Ce que je perçois aujourd’hui dans le monde entier — de Washington à Moscou, de Jérusalem à Alger, en passant par Tunis, Rabat, Pékin, Buenos Aires ou Ankara et bien d’autres — c’est une bascule inquiétante : nous entrons dans une ère où “nécessité fait loi” est devenue la règle silencieuse des gouvernants, quels que soient les systèmes politiques affichés.

Au nom de l’urgence, de la stabilité, de la sécurité ou de la grandeur nationale, on déroge. On suspend. On simplifie. On muselle. Et surtout, on rend toute contestation illégitime parce qu’on la juge hors de propos, malvenue, dangereuse. L’espace du doute se referme. L’espace du débat se vide. Le citoyen devient suspect. Le contradicteur, un traître.

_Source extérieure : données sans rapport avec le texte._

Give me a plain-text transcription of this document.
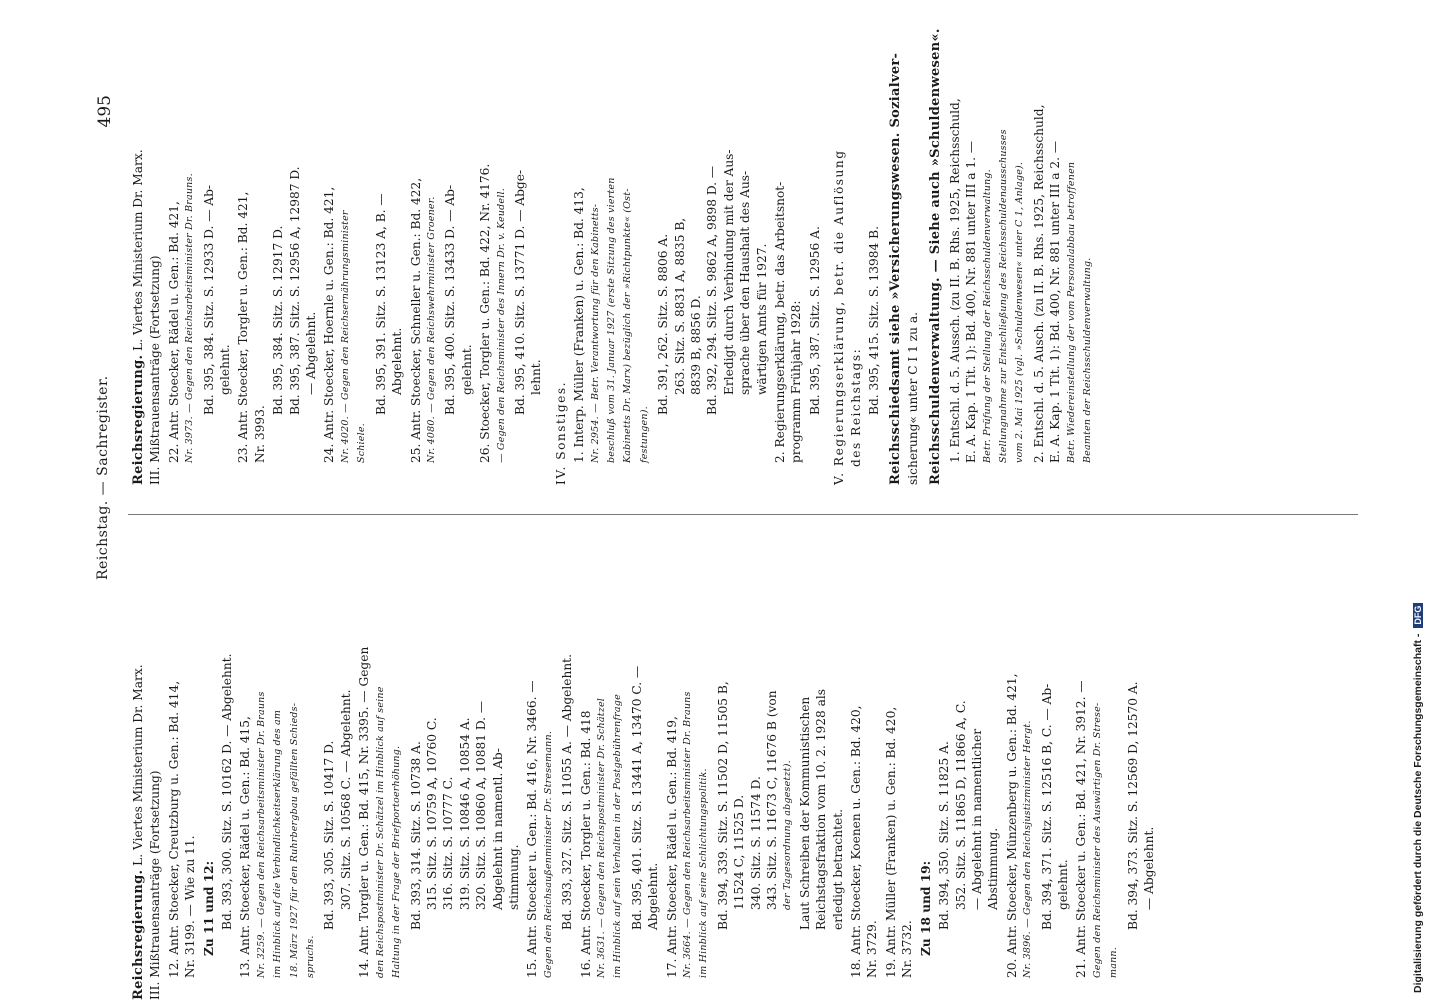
Reichstag. — Sachregister.
495
Reichsregierung. L. Viertes Ministerium Dr. Marx.
III. Mißtrauensanträge (Fortsetzung) 12. Antr. Stoecker, Creutzburg u. Gen.: Bd. 414, Nr. 3199. — Wie zu 11. Zu 11 und 12: Bd. 393, 300. Sitz. S. 10162 D. — Abgelehnt. 13. Antr. Stoecker, Rädel u. Gen.: Bd. 415, Nr. 3259. — Gegen den Reichsarbeitsminister Dr. Brauns im Hinblick auf die Verbindlichkeitserklärung des am 18. März 1927 für den Ruhrbergbau gefällten Schieds- spruchs.
Bd. 393, 305. Sitz. S. 10417 D. 307. Sitz. S. 10568 C. — Abgelehnt. 14. Antr. Torgler u. Gen.: Bd. 415, Nr. 3395. — Gegen den Reichspostminister Dr. Schätzel im Hinblick auf seine Haltung in der Frage der Briefportoerhöhung. Bd. 393, 314. Sitz. S. 10738 A. 315. Sitz. S. 10759 A, 10760 C. 316. Sitz. S. 10777 C. 319. Sitz. S. 10846 A, 10854 A. 320. Sitz. S. 10860 A, 10881 D. — Abgelehnt in namentl. Ab- stimmung. 15. Antr. Stoecker u. Gen.: Bd. 416, Nr. 3466. — Gegen den Reichsaußenminister Dr. Stresemann. Bd. 393, 327. Sitz. S. 11055 A. — Abgelehnt. 16. Antr. Stoecker, Torgler u. Gen.: Bd. 418 Nr. 3631. — Gegen den Reichspostminister Dr. Schätzel im Hinblick auf sein Verhalten in der Postgebührenfrage Bd. 395, 401. Sitz. S. 13441 A, 13470 C. — Abgelehnt. 17. Antr. Stoecker, Rädel u. Gen.: Bd. 419, Nr. 3664. — Gegen den Reichsarbeitsminister Dr. Brauns im Hinblick auf seine Schlichtungspolitik. Bd. 394, 339. Sitz. S. 11502 D, 11505 B, 11524 C, 11525 D. 340. Sitz. S. 11574 D. 343. Sitz. S. 11673 C, 11676 B (von der Tagesordnung abgesetzt). Laut Schreiben der Kommunistischen Reichstagsfraktion vom 10. 2. 1928 als erledigt betrachtet. 18. Antr. Stoecker, Koenen u. Gen.: Bd. 420, Nr. 3729. 19. Antr. Müller (Franken) u. Gen.: Bd. 420, Nr. 3732. Zu 18 und 19: Bd. 394, 350. Sitz. S. 11825 A. 352. Sitz. S. 11865 D, 11866 A, C. — Abgelehnt in namentlicher Abstimmung. 20. Antr. Stoecker, Münzenberg u. Gen.: Bd. 421, Nr. 3896. — Gegen den Reichsjustizminister Hergt. Bd. 394, 371. Sitz. S. 12516 B, C. — Ab- gelehnt. 21. Antr. Stoecker u. Gen.: Bd. 421, Nr. 3912. — Gegen den Reichsminister des Auswärtigen Dr. Strese- mann.
Bd. 394, 373. Sitz. S. 12569 D, 12570 A. — Abgelehnt.
Reichsregierung. L. Viertes Ministerium Dr. Marx.
III. Mißtrauensanträge (Fortsetzung) 22. Antr. Stoecker, Rädel u. Gen.: Bd. 421, Nr. 3973. — Gegen den Reichsarbeitsminister Dr. Brauns. Bd. 395, 384. Sitz. S. 12933 D. — Ab- gelehnt. 23. Antr. Stoecker, Torgler u. Gen.: Bd. 421, Nr. 3993.
Bd. 395, 384. Sitz. S. 12917 D. Bd. 395, 387. Sitz. S. 12956 A, 12987 D. — Abgelehnt. 24. Antr. Stoecker, Hoernle u. Gen.: Bd. 421, Nr. 4020. — Gegen den Reichsernährungsminister Schiele.
Bd. 395, 391. Sitz. S. 13123 A, B. — Abgelehnt. 25. Antr. Stoecker, Schneller u. Gen.: Bd. 422, Nr. 4080. — Gegen den Reichswehrminister Groener. Bd. 395, 400. Sitz. S. 13433 D. — Ab- gelehnt. 26. Stoecker, Torgler u. Gen.: Bd. 422, Nr. 4176. — Gegen den Reichsminister des Innern Dr. v. Keudell. Bd. 395, 410. Sitz. S. 13771 D. — Abge- lehnt.
IV. Sonstiges. 1. Interp. Müller (Franken) u. Gen.: Bd. 413, Nr. 2954. — Betr. Verantwortung für den Kabinetts- beschluß vom 31. Januar 1927 (erste Sitzung des vierten Kabinetts Dr. Marx) bezüglich der »Richtpunkte« (Ost- festungen).
Bd. 391, 262. Sitz. S. 8806 A. 263. Sitz. S. 8831 A, 8835 B, 8839 B, 8856 D. Bd. 392, 294. Sitz. S. 9862 A, 9898 D. — Erledigt durch Verbindung mit der Aus- sprache über den Haushalt des Aus- wärtigen Amts für 1927. 2. Regierungserklärung, betr. das Arbeitsnot- programm Frühjahr 1928: Bd. 395, 387. Sitz. S. 12956 A. V. Regierungserklärung, betr. die Auflösung des Reichstags: Bd. 395, 415. Sitz. S. 13984 B. Reichsschiedsamt siehe »Versicherungswesen. Sozialver- sicherung« unter C I 1 zu a. Reichsschuldenverwaltung. — Siehe auch »Schuldenwesen«. 1. Entschl. d. 5. Aussch. (zu II. B. Rhs. 1925, Reichsschuld, E. A. Kap. 1 Tit. 1): Bd. 400, Nr. 881 unter III a 1. — Betr. Prüfung der Stellung der Reichsschuldenverwaltung. Stellungnahme zur Entschließung des Reichsschuldenausschusses vom 2. Mai 1925 (vgl. »Schuldenwesen« unter C 1, Anlage). 2. Entschl. d. 5. Ausch. (zu II. B. Rhs. 1925, Reichsschuld, E. A. Kap. 1 Tit. 1): Bd. 400, Nr. 881 unter III a 2. — Betr. Wiedereinstellung der vom Personalabbau betroffenen Beamten der Reichsschuldenverwaltung.
Digitalisierung gefördert durch die Deutsche Forschungsgemeinschaft -DFG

Alors oui, j’en viens à m’interroger. Peut-on encore croire à une démocratie qui protège et corrige, quand tant de peuples — volontairement ou sous pression — se résignent à la servitude ? Est-il illusoire de penser qu’un régime autoritaire pourrait un jour secréter un véritable État de droit ? Je ne le crois pas. Car là où la “nécessité fait loi“, la justice devient variable, et la vérité facultative.

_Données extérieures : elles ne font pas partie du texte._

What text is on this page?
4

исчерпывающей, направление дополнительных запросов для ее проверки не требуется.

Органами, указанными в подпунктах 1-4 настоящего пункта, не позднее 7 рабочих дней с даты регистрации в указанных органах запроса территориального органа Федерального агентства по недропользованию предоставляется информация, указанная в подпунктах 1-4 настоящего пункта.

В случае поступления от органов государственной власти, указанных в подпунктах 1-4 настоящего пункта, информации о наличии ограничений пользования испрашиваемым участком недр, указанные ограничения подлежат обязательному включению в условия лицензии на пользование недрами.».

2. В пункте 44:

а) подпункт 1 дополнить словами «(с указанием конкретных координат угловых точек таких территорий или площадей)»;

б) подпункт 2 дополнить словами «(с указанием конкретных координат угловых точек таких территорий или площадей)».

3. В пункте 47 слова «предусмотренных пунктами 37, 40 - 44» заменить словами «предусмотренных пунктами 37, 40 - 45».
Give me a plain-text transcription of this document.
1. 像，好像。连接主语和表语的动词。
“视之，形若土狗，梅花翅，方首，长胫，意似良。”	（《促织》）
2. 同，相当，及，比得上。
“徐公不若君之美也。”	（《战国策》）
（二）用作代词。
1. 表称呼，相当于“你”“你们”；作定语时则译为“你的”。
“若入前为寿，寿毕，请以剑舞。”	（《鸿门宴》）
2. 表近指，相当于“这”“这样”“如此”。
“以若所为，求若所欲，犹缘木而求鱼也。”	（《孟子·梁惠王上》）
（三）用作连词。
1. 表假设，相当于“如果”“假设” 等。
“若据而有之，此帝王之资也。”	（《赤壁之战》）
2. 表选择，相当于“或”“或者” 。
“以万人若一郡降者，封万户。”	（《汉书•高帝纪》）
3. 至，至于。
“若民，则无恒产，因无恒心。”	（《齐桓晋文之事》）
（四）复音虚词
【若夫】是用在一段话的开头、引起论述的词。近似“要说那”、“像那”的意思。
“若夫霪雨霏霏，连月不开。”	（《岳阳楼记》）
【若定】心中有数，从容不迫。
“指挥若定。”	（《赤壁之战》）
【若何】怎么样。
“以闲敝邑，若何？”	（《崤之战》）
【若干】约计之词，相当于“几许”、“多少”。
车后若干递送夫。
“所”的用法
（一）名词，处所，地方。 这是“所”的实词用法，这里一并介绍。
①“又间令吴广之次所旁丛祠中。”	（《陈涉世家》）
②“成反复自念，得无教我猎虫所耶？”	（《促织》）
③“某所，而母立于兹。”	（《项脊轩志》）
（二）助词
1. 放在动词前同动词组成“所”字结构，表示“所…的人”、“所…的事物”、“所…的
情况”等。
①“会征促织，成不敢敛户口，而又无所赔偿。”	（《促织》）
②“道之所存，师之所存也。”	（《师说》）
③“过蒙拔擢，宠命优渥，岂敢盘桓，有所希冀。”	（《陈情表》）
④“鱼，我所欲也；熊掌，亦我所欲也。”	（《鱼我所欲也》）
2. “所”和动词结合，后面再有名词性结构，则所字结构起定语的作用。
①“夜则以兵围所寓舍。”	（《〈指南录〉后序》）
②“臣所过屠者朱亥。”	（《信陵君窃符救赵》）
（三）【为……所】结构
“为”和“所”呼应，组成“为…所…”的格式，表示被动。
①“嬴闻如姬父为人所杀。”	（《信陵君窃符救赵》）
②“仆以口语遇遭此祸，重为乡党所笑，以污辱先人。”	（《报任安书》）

  1. De la gouvernance à l’obéissance : le glissement insidieux

Il n’y a pas eu de coup d’État. Pas de bottes dans les rues. Pas de char devant les palais. Il y a eu bien pire : un basculement sans heurts, une reddition tranquille, maquillée en adaptation nécessaire. Un jour, nous avons cessé de demander des comptes. Le lendemain, nous avons cessé de poser des questions. Et très vite, la “nécessité fait loi” s’est imposée comme une évidence, comme un réflexe pavlovien de ceux qui dirigent… mais aussi de ceux qui subissent.

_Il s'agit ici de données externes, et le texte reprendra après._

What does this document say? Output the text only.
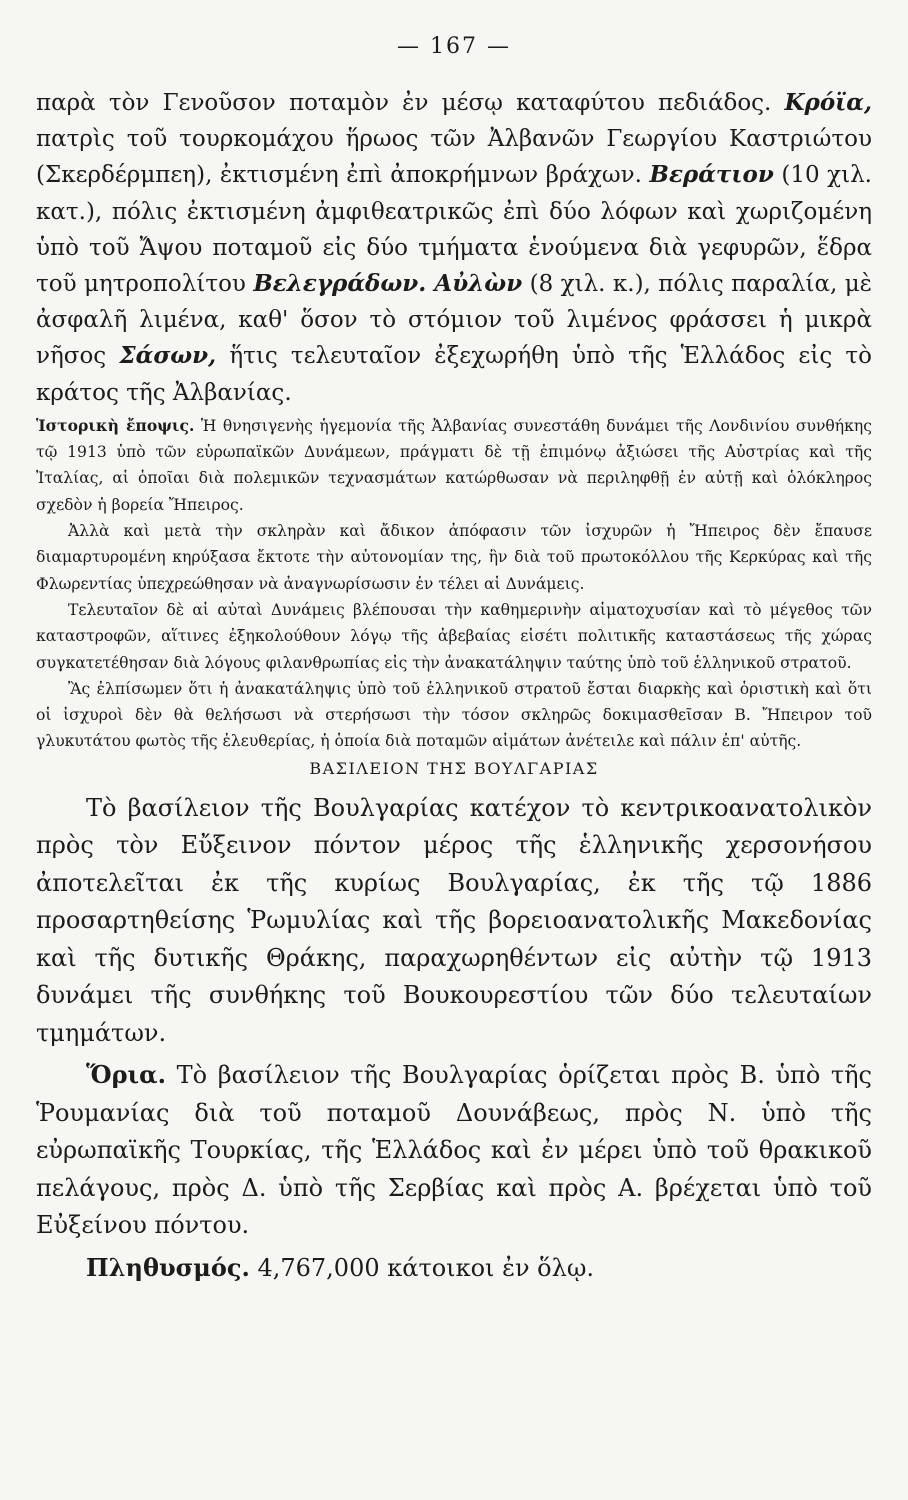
— 167 —

παρὰ τὸν Γενοῦσον ποταμὸν ἐν μέσῳ καταφύτου πεδιάδος. Κρόϊα, πατρὶς τοῦ τουρκομάχου ἥρωος τῶν Ἀλβανῶν Γεωργίου Καστριώτου (Σκερδέρμπεη), ἐκτισμένη ἐπὶ ἀποκρήμνων βράχων. Βεράτιον (10 χιλ. κατ.), πόλις ἐκτισμένη ἀμφιθεατρικῶς ἐπὶ δύο λόφων καὶ χωριζομένη ὑπὸ τοῦ Ἄψου ποταμοῦ εἰς δύο τμήματα ἑνούμενα διὰ γεφυρῶν, ἕδρα τοῦ μητροπολίτου Βελεγράδων. Αὐλὼν (8 χιλ. κ.), πόλις παραλία, μὲ ἀσφαλῆ λιμένα, καθ' ὅσον τὸ στόμιον τοῦ λιμένος φράσσει ἡ μικρὰ νῆσος Σάσων, ἥτις τελευταῖον ἐξεχωρήθη ὑπὸ τῆς Ἑλλάδος εἰς τὸ κράτος τῆς Ἀλβανίας.

Ἱστορικὴ ἔποψις. Ἡ θνησιγενὴς ἡγεμονία τῆς Ἀλβανίας συνεστάθη δυνάμει τῆς Λονδινίου συνθήκης τῷ 1913 ὑπὸ τῶν εὐρωπαϊκῶν Δυνάμεων, πράγματι δὲ τῇ ἐπιμόνῳ ἀξιώσει τῆς Αὐστρίας καὶ τῆς Ἰταλίας, αἱ ὁποῖαι διὰ πολεμικῶν τεχνασμάτων κατώρθωσαν νὰ περιληφθῇ ἐν αὐτῇ καὶ ὁλόκληρος σχεδὸν ἡ βορεία Ἤπειρος.

Ἀλλὰ καὶ μετὰ τὴν σκληρὰν καὶ ἄδικον ἀπόφασιν τῶν ἰσχυρῶν ἡ Ἤπειρος δὲν ἔπαυσε διαμαρτυρομένη κηρύξασα ἔκτοτε τὴν αὐτονομίαν της, ἣν διὰ τοῦ πρωτοκόλλου τῆς Κερκύρας καὶ τῆς Φλωρεντίας ὑπεχρεώθησαν νὰ ἀναγνωρίσωσιν ἐν τέλει αἱ Δυνάμεις.

Τελευταῖον δὲ αἱ αὐταὶ Δυνάμεις βλέπουσαι τὴν καθημερινὴν αἱματοχυσίαν καὶ τὸ μέγεθος τῶν καταστροφῶν, αἵτινες ἐξηκολούθουν λόγῳ τῆς ἀβεβαίας εἰσέτι πολιτικῆς καταστάσεως τῆς χώρας συγκατετέθησαν διὰ λόγους φιλανθρωπίας εἰς τὴν ἀνακατάληψιν ταύτης ὑπὸ τοῦ ἑλληνικοῦ στρατοῦ.

Ἂς ἐλπίσωμεν ὅτι ἡ ἀνακατάληψις ὑπὸ τοῦ ἑλληνικοῦ στρατοῦ ἔσται διαρκὴς καὶ ὁριστικὴ καὶ ὅτι οἱ ἰσχυροὶ δὲν θὰ θελήσωσι νὰ στερήσωσι τὴν τόσον σκληρῶς δοκιμασθεῖσαν Β. Ἤπειρον τοῦ γλυκυτάτου φωτὸς τῆς ἐλευθερίας, ἡ ὁποία διὰ ποταμῶν αἱμάτων ἀνέτειλε καὶ πάλιν ἐπ' αὐτῆς.

ΒΑΣΙΛΕΙΟΝ ΤΗΣ ΒΟΥΛΓΑΡΙΑΣ

Τὸ βασίλειον τῆς Βουλγαρίας κατέχον τὸ κεντρικοανατολικὸν πρὸς τὸν Εὔξεινον πόντον μέρος τῆς ἑλληνικῆς χερσονήσου ἀποτελεῖται ἐκ τῆς κυρίως Βουλγαρίας, ἐκ τῆς τῷ 1886 προσαρτηθείσης Ῥωμυλίας καὶ τῆς βορειοανατολικῆς Μακεδονίας καὶ τῆς δυτικῆς Θράκης, παραχωρηθέντων εἰς αὐτὴν τῷ 1913 δυνάμει τῆς συνθήκης τοῦ Βουκουρεστίου τῶν δύο τελευταίων τμημάτων.

Ὅρια. Τὸ βασίλειον τῆς Βουλγαρίας ὁρίζεται πρὸς Β. ὑπὸ τῆς Ῥουμανίας διὰ τοῦ ποταμοῦ Δουνάβεως, πρὸς Ν. ὑπὸ τῆς εὐρωπαϊκῆς Τουρκίας, τῆς Ἑλλάδος καὶ ἐν μέρει ὑπὸ τοῦ θρακικοῦ πελάγους, πρὸς Δ. ὑπὸ τῆς Σερβίας καὶ πρὸς Α. βρέχεται ὑπὸ τοῦ Εὐξείνου πόντου.

Πληθυσμός. 4,767,000 κάτοικοι ἐν ὅλῳ.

Le pouvoir autoritaire ne s’impose jamais seul. Il est accueilli, parfois avec soulagement, par des sociétés fatiguées, désorientées ou apeurées. Le peuple réclame l’efficacité. Il tolère l’opacité. Il applaudit les décisions verticales. Mais il oublie que l’autorité sans contrôle devient vite domination, puis prédation.

Il faut comprendre d’où vient cette soif d’efficacité. Elle ne tombe pas du ciel. Elle est née d’un monde qui accélère, d’un monde pressé, saturé, asphyxié. Un monde où la technologie impose l’instantané. Un monde où les crises géopolitiques se multiplient sans délai de digestion. Un monde où l’environnement s’effondre sous nos yeux. Un monde où l’opinion publique est volatile, impatiente, fragmentée. Un monde, enfin, où la moindre faille de gouvernance est perçue comme faiblesse, et exploitée comme telle.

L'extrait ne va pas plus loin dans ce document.